In WP1, we set out to determine the source of stochastic heart laterality fluctuations in the zebrafish. We discovered that this phenomenon is linked to global left/right signaling in the zebrafish embryo, and we could show that fluctuations in the number of dorsal forerunner cells, a small cell population specified at gastrulation stages, is responsible for stochastic heart inversion. Specifically, we could show by live microscopy that those embryos in which the number of dorsal forerunner cells is smallest develop laterality defects with much higher probability (Fig. 1). We found that these fluctuations are largely stochastic, with only a minor genetic component (Moreno-Ayala et al., Cell Reports, 2021).

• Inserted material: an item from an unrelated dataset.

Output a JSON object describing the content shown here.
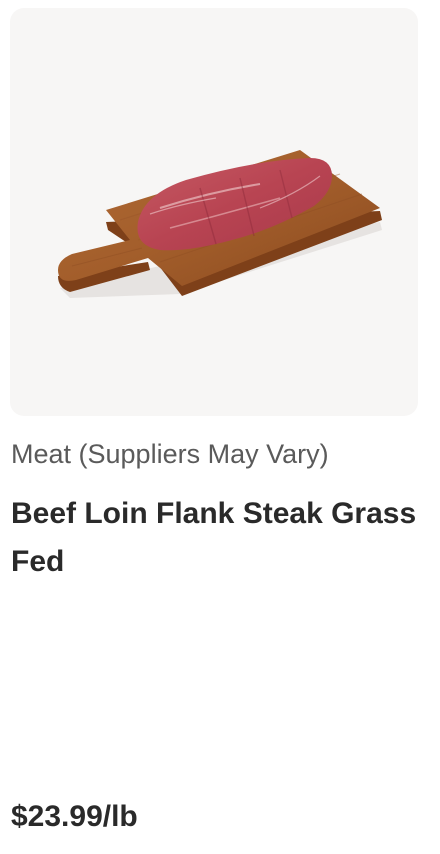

In WP2, we proposed to develop a method for simultaneous cell type identification and lineage tracing in thousands of single cells. This project progressed exceedingly well and led to a high-level publication early in the funding period (Spanjaard et al., Nature Biotech, 2018). Specifically, we developed experimental approaches for generating lineage barcodes in zebrafish embryos by CRISPR/Cas9 and for detecting these barcodes by single cell transcriptomics (Fig. 2). Importantly, we characterized the diversity of the barcodes and the dynamics of cell labeling. Furthermore, we developed computational methods for lineage tree reconstruction based on this data. In summary, we now have a method that allows simultaneous cell type identification and lineage tracing in thousands of single cells. We continued to further improve the experimental technology throughout the funding period (manuscript in preparation).
In WP3, we used high-throughput lineage tracing to systematically identify the origin of transient cell types in the adult zebrafish heart that arise during regeneration after injury. By combining this data with functional experiments for targeted cell type depletion, we identified the origin and function of a transient population of pro-regenerative fibroblasts (Hu et al., Nat Genet, 2022). This work included improved computational analysis of high-throughput lineage data (compared to our earlier publication from WP2) as well as spatial transcriptomics analysis of the heart using tomo-seq.